[Rabbit-proxy-users] Re: problems on Japanese multibyte environment
Brought to you by:
ernimril
From: Robert O. <d9...@na...> - 2003-01-26 11:16:53
|
On Tue, 21 Jan 2003, Hiroki WAKABAYASHI wrote: > Okay, here is an example page http://biztech.nikkeibp.co.jp (tech info > page from nikkei). The proxy "does filter" the page, but the text > filtered by proxy gets screwed up under iso-2022-jp . Hmmm: GET http://biztech.nikkeibp.co.jp/ HTTP/1.1 HTTP/1.1 200 OK Server: Netscape-Enterprise/3.6 SP3 Date: Sun, 26 Jan 2003 11:03:26 GMT Content-type: text/html Connection: close Age: 2 Via: HTTP/1.1 RabbIT The server says that this is normal text/html, no encodding. So treating the page like ISO8859-1 (latin-1) seems ok from the proxys point of view. This also means that your extra filters will not handle this page.
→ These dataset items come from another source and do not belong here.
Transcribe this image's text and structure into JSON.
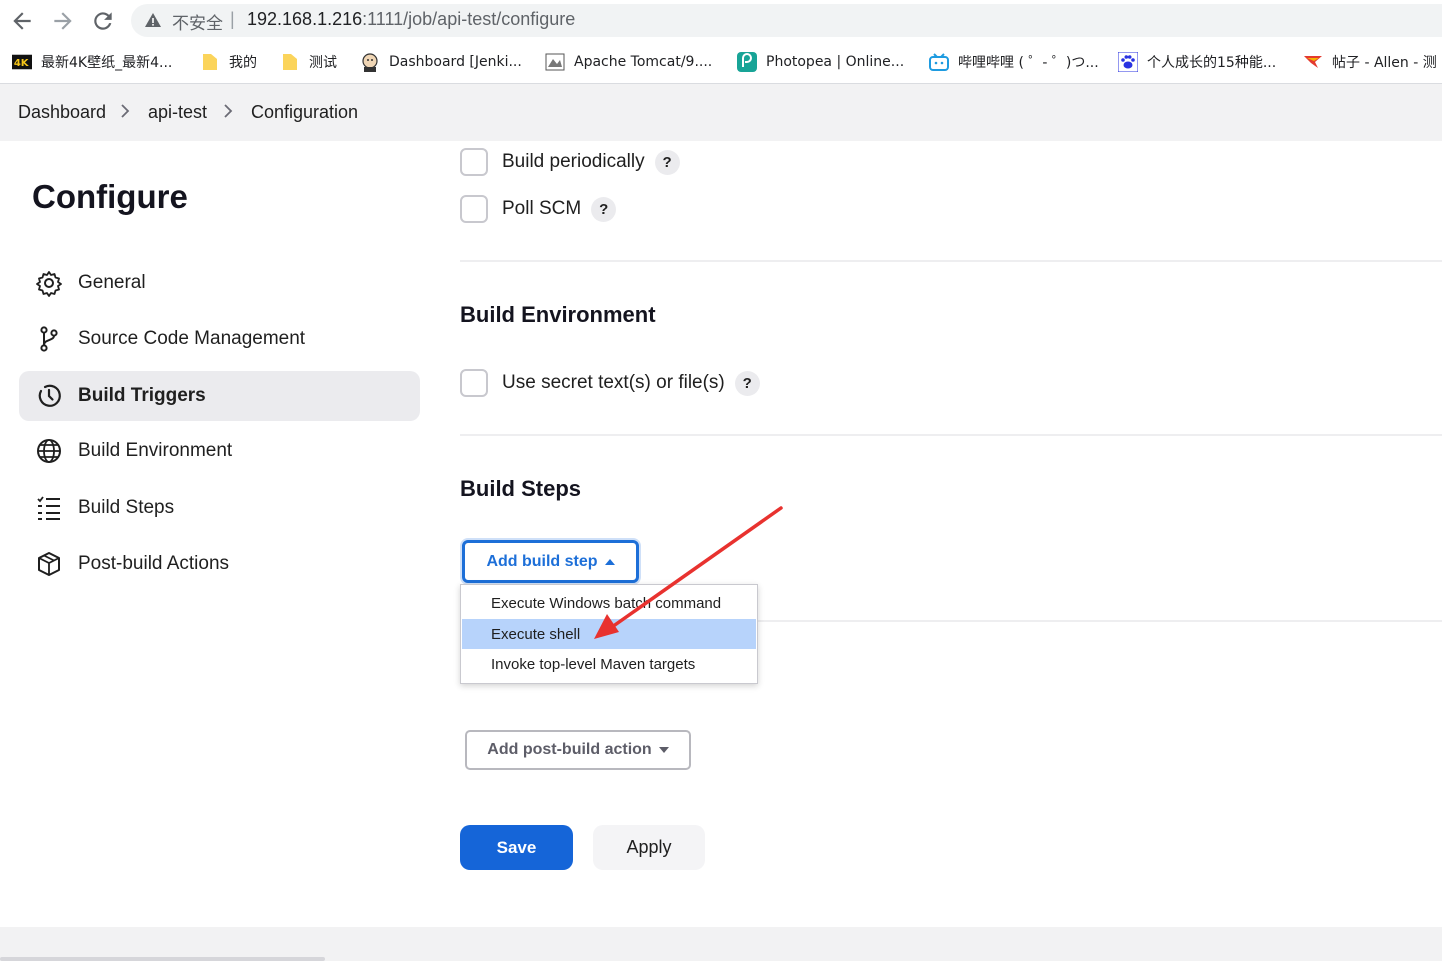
{
  "browser": {
    "security_label": "不安全",
    "separator": "|",
    "url_host": "192.168.1.216",
    "url_rest": ":1111/job/api-test/configure",
    "bookmarks": [
      {
        "label": "最新4K壁纸_最新4...",
        "icon": "4k-logo-icon"
      },
      {
        "label": "我的",
        "icon": "folder-icon"
      },
      {
        "label": "测试",
        "icon": "folder-icon"
      },
      {
        "label": "Dashboard [Jenki...",
        "icon": "jenkins-icon"
      },
      {
        "label": "Apache Tomcat/9....",
        "icon": "tomcat-icon"
      },
      {
        "label": "Photopea | Online...",
        "icon": "photopea-icon"
      },
      {
        "label": "哔哩哔哩 ( ゜- ゜)つ...",
        "icon": "bilibili-icon"
      },
      {
        "label": "个人成长的15种能...",
        "icon": "baidu-paw-icon"
      },
      {
        "label": "帖子 - Allen - 测",
        "icon": "testerhome-icon"
      }
    ]
  },
  "breadcrumb": {
    "items": [
      "Dashboard",
      "api-test",
      "Configuration"
    ]
  },
  "sidebar": {
    "title": "Configure",
    "items": [
      {
        "label": "General",
        "icon": "gear-icon",
        "active": false
      },
      {
        "label": "Source Code Management",
        "icon": "branch-icon",
        "active": false
      },
      {
        "label": "Build Triggers",
        "icon": "clock-icon",
        "active": true
      },
      {
        "label": "Build Environment",
        "icon": "globe-icon",
        "active": false
      },
      {
        "label": "Build Steps",
        "icon": "list-icon",
        "active": false
      },
      {
        "label": "Post-build Actions",
        "icon": "package-icon",
        "active": false
      }
    ]
  },
  "triggers": {
    "build_periodically": "Build periodically",
    "poll_scm": "Poll SCM",
    "help": "?"
  },
  "build_environment": {
    "title": "Build Environment",
    "secret": "Use secret text(s) or file(s)"
  },
  "build_steps": {
    "title": "Build Steps",
    "add_button": "Add build step",
    "menu": [
      {
        "label": "Execute Windows batch command",
        "highlighted": false
      },
      {
        "label": "Execute shell",
        "highlighted": true
      },
      {
        "label": "Invoke top-level Maven targets",
        "highlighted": false
      }
    ]
  },
  "post_build": {
    "add_button": "Add post-build action"
  },
  "actions": {
    "save": "Save",
    "apply": "Apply"
  },
  "colors": {
    "accent": "#1565d8",
    "highlight": "#b7d3fb",
    "annotation_arrow": "#e8322f"
  }
}
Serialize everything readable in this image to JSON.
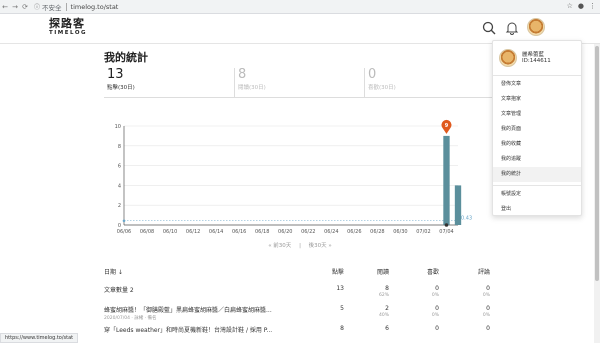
{
  "browser": {
    "security": "不安全",
    "url": "timelog.to/stat",
    "status_url": "https://www.timelog.to/stat"
  },
  "header": {
    "logo_cn": "探路客",
    "logo_en": "TIMELOG"
  },
  "page": {
    "title": "我的統計",
    "tabs": [
      {
        "num": "13",
        "label": "點擊(30日)"
      },
      {
        "num": "8",
        "label": "閱讀(30日)"
      },
      {
        "num": "0",
        "label": "喜歡(30日)"
      }
    ],
    "pager": {
      "prev": "« 前30天",
      "sep": "|",
      "next": "後30天 »"
    }
  },
  "chart_data": {
    "type": "bar",
    "categories": [
      "06/06",
      "06/07",
      "06/08",
      "06/09",
      "06/10",
      "06/11",
      "06/12",
      "06/13",
      "06/14",
      "06/15",
      "06/16",
      "06/17",
      "06/18",
      "06/19",
      "06/20",
      "06/21",
      "06/22",
      "06/23",
      "06/24",
      "06/25",
      "06/26",
      "06/27",
      "06/28",
      "06/29",
      "06/30",
      "07/01",
      "07/02",
      "07/03",
      "07/04",
      "07/05"
    ],
    "tick_labels": [
      "06/06",
      "06/08",
      "06/10",
      "06/12",
      "06/14",
      "06/16",
      "06/18",
      "06/20",
      "06/22",
      "06/24",
      "06/26",
      "06/28",
      "06/30",
      "07/02",
      "07/04"
    ],
    "values": [
      0,
      0,
      0,
      0,
      0,
      0,
      0,
      0,
      0,
      0,
      0,
      0,
      0,
      0,
      0,
      0,
      0,
      0,
      0,
      0,
      0,
      0,
      0,
      0,
      0,
      0,
      0,
      0,
      9,
      4
    ],
    "ylim": [
      0,
      10
    ],
    "yticks": [
      0,
      2,
      4,
      6,
      8,
      10
    ],
    "average": 0.43,
    "average_label": "0.43",
    "peak_label": "9",
    "colors": {
      "bar": "#5b8f9c",
      "marker": "#e05a1e",
      "avg": "#6aa6c8"
    }
  },
  "table": {
    "headers": {
      "date": "日期 ↓",
      "clicks": "點擊",
      "reads": "閱讀",
      "likes": "喜歡",
      "comments": "評論"
    },
    "rows": [
      {
        "title": "文章數量 2",
        "meta": "",
        "clicks": "13",
        "reads": "8",
        "reads_pct": "62%",
        "likes": "0",
        "likes_pct": "0%",
        "comments": "0",
        "comments_pct": "0%"
      },
      {
        "title": "蜂蜜胡麻醬！「御膳殿藍」黑扁蜂蜜胡麻醬／白扁蜂蜜胡麻醬...",
        "meta": "2020/07/04 · 詠緒 · 備名",
        "clicks": "5",
        "reads": "2",
        "reads_pct": "40%",
        "likes": "0",
        "likes_pct": "0%",
        "comments": "0",
        "comments_pct": "0%"
      },
      {
        "title": "穿「Leeds weather」和時尚夏機新鞋！台灣設計鞋 / 採用 P...",
        "meta": "",
        "clicks": "8",
        "reads": "6",
        "reads_pct": "",
        "likes": "0",
        "likes_pct": "",
        "comments": "0",
        "comments_pct": ""
      }
    ]
  },
  "dropdown": {
    "username": "麗希蕾藍",
    "user_id": "ID:144611",
    "items": [
      "發佈文章",
      "文章抱家",
      "文章管理",
      "我的頁面",
      "我的收藏",
      "我的追蹤",
      "我的統計"
    ],
    "settings": [
      "帳號設定",
      "登出"
    ],
    "active_index": 6
  }
}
One working solution is to add the dontfilterfilter and add this page, the other solution is to educate nikkei to use correct encodings in there responses. somehting like this: [Filters] httpinfilters=rabbit.filter.HTTPBaseFilter,rabbit.filter.DontFilterFilter [rabbit.filter.DontFilterFilter] dontFilterURLmatching=biztech.nikkeibp.co.jp /robo |